GBS infection in neonates is well recognized; both the ACOG and AAFP have issued guidelines to screen women for GBS during the 35-37 th week of pregnancy; those with GBS in the genital tract are prophylaxed with Penicillin to prevent intrapartum infection of the newborn. There are, however, no guidelines addressing prophylaxis for the pregnant female during these procedures. There are also no guidelines for patients undergoing obstetrical procedures prior to the 35 th week of pregnancy.
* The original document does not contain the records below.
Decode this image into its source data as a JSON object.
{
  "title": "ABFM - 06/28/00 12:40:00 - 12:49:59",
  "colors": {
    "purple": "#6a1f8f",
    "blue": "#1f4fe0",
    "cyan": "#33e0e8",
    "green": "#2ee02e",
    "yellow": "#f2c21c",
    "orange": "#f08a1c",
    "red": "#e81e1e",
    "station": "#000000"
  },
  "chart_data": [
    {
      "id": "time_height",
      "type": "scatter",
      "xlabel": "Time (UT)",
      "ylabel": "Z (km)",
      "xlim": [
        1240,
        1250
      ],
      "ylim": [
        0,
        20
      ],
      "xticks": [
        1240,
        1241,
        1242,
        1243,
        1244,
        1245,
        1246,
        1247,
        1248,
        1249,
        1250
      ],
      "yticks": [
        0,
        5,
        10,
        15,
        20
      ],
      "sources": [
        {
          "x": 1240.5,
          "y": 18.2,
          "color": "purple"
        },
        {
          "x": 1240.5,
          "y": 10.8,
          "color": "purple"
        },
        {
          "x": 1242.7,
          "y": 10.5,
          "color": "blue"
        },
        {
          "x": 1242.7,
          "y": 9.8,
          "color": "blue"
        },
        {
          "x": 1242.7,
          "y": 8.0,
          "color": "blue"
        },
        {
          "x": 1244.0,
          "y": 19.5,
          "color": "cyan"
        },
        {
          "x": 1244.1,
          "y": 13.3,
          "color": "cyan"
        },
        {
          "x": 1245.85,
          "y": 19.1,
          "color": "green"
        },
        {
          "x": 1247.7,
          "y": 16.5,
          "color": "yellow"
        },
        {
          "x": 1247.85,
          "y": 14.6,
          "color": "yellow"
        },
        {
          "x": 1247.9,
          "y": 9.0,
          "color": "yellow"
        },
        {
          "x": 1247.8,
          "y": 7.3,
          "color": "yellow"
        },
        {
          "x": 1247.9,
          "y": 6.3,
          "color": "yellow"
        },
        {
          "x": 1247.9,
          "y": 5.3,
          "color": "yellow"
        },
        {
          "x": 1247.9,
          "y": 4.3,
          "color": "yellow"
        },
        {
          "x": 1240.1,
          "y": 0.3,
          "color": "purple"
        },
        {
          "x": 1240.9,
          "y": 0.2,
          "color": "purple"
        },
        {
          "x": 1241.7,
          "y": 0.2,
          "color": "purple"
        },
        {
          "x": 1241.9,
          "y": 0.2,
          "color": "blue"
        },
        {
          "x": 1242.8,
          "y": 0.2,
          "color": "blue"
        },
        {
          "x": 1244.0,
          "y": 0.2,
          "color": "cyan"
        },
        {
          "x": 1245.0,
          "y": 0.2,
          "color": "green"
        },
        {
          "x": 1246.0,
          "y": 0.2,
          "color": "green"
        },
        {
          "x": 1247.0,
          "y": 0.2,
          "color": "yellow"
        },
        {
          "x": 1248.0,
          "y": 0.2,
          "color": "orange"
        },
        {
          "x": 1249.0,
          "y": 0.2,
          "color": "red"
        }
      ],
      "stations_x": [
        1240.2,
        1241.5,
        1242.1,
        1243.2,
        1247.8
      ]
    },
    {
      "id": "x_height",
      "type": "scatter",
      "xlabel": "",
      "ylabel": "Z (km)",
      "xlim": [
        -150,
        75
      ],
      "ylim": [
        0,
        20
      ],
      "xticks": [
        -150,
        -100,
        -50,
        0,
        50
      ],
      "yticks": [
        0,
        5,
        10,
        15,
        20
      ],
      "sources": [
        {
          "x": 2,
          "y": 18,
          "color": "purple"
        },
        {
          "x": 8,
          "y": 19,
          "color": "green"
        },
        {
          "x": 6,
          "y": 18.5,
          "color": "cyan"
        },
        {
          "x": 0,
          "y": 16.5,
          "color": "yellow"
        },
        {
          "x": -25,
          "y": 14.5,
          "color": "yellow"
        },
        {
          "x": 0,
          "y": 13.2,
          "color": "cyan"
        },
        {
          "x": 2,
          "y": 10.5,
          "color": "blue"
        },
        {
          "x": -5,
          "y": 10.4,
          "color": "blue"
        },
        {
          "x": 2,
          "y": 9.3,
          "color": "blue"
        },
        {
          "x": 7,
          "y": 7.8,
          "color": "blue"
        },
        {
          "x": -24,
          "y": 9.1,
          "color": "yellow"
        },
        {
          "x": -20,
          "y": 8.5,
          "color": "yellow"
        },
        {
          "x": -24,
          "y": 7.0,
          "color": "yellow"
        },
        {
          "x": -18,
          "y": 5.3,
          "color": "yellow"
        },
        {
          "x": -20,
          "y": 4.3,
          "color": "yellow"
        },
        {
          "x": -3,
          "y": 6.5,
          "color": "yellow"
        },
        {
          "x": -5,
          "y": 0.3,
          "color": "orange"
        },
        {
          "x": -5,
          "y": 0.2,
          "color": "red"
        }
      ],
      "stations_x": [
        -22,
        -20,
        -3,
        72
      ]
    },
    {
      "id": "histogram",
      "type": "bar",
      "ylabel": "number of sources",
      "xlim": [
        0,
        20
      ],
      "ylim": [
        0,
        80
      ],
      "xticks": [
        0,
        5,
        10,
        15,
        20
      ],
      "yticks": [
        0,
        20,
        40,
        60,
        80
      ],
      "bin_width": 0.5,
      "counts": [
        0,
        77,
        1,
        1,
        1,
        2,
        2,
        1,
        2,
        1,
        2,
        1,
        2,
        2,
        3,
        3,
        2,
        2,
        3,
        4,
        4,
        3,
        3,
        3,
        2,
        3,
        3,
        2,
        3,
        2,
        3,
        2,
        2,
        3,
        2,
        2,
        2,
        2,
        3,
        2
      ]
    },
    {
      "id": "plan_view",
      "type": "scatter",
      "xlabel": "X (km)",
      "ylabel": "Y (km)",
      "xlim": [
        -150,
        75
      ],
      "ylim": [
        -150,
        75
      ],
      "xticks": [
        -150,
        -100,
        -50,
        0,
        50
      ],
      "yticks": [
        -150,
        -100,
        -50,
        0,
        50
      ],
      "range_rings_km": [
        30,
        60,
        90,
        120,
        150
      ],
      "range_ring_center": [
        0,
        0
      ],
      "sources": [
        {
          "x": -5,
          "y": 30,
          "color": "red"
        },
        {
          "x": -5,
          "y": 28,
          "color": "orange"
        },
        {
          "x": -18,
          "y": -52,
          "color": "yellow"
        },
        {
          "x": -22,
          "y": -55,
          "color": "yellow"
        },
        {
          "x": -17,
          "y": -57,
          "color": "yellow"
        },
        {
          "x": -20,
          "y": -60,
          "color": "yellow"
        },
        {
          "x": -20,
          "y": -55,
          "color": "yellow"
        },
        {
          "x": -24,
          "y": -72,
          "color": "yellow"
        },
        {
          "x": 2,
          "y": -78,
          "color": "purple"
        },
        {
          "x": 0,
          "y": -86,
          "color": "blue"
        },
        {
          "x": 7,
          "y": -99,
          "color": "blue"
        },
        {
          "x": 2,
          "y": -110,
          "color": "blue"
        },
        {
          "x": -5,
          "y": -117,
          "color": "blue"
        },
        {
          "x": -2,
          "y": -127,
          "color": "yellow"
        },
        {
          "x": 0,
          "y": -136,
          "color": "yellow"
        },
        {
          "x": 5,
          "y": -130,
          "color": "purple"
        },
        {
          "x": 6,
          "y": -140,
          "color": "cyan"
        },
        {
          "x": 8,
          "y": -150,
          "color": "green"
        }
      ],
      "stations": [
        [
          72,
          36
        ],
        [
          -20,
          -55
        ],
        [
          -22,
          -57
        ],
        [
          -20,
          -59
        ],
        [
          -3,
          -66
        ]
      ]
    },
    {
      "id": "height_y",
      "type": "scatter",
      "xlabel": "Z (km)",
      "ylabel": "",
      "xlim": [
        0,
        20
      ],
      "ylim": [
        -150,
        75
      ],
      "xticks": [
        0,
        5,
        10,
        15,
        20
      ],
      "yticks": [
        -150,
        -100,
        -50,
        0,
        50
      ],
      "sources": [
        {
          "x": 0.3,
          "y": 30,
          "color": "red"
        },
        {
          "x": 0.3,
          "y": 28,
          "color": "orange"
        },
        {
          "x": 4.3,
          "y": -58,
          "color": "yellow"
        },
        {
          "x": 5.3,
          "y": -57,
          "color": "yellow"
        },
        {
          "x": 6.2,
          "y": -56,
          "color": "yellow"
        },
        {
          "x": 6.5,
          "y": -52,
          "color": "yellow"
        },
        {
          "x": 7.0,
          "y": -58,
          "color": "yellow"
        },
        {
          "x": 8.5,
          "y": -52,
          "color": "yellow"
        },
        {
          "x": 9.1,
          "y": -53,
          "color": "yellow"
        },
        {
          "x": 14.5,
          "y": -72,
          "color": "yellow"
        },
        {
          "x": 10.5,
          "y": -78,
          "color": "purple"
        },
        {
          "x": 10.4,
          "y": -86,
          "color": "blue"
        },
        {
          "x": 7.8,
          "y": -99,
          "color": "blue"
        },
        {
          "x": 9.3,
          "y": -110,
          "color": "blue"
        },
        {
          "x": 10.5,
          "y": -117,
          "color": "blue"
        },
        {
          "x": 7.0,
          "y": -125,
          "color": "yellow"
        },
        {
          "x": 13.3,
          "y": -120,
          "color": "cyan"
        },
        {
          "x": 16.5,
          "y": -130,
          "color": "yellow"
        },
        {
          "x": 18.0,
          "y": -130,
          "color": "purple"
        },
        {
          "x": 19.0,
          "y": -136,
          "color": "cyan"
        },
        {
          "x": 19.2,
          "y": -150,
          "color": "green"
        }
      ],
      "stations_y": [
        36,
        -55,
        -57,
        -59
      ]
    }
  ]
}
In the 11 case reports of Group B Streptococcus since 1985 associated with obstetrical and gynecological procedures, Crespo and colleagues found that 36% had pre-existing valvular heart disease. The precipitating event in 5 of 11 was an elective abortion. However, only one of these cases involved the mitral valve. In all cases (6) in which there was no underlying valvular disease, the tricuspid valve was involved. The aortic valve was involved in the remaining case, however, this patient had a prosthetic aortic valve. In light of this study, our index patient is unusual in that the mitral valve was involved in a patient with no predisposing valvular abnormality.
From 1988-1998, Sambola and colleges estimated the annual prevalence of Group B Streptococcus endocarditis from any cause as 1.3 cases per 1,000,000. Out of 1771 cases of endocarditis in 4 Spanish hospitals from 1975-1998; they found 30 cases of GBS endocarditis. In their study, only 1 out of 30 cases was precipitated by an abortion. 3 Even when endocarditis does occur following an abortion, the usual causative organisms are enterococci and Gram negative bacilli.
Though rare, GBS endocarditis is exceedingly aggressive, carrying a mortality rate as high as 40%, a percentage as high as that seen in staphylococcal endocarditis. In patients with prosthetic valves, the mortality rate approaches 100%. 5 6 GBS endocarditis more often affects left sided valves. Disease in left sided valves tends to lead to more extensive valve destruction. Therefore, early medical therapy is imperative. GBS has an MIC
While Group B Streptococcus infection in the adult is rare, it can be severe and can have long lasting sequelae. This case highlights the damaging effects of Group B Streptococcus on the adult mitral valve—severe mitral regurgitation and pulmonary hypertension that necessitated valve replacement in a 20 year old female. A high index of suspicion is therefore necessary to make the diagnosis.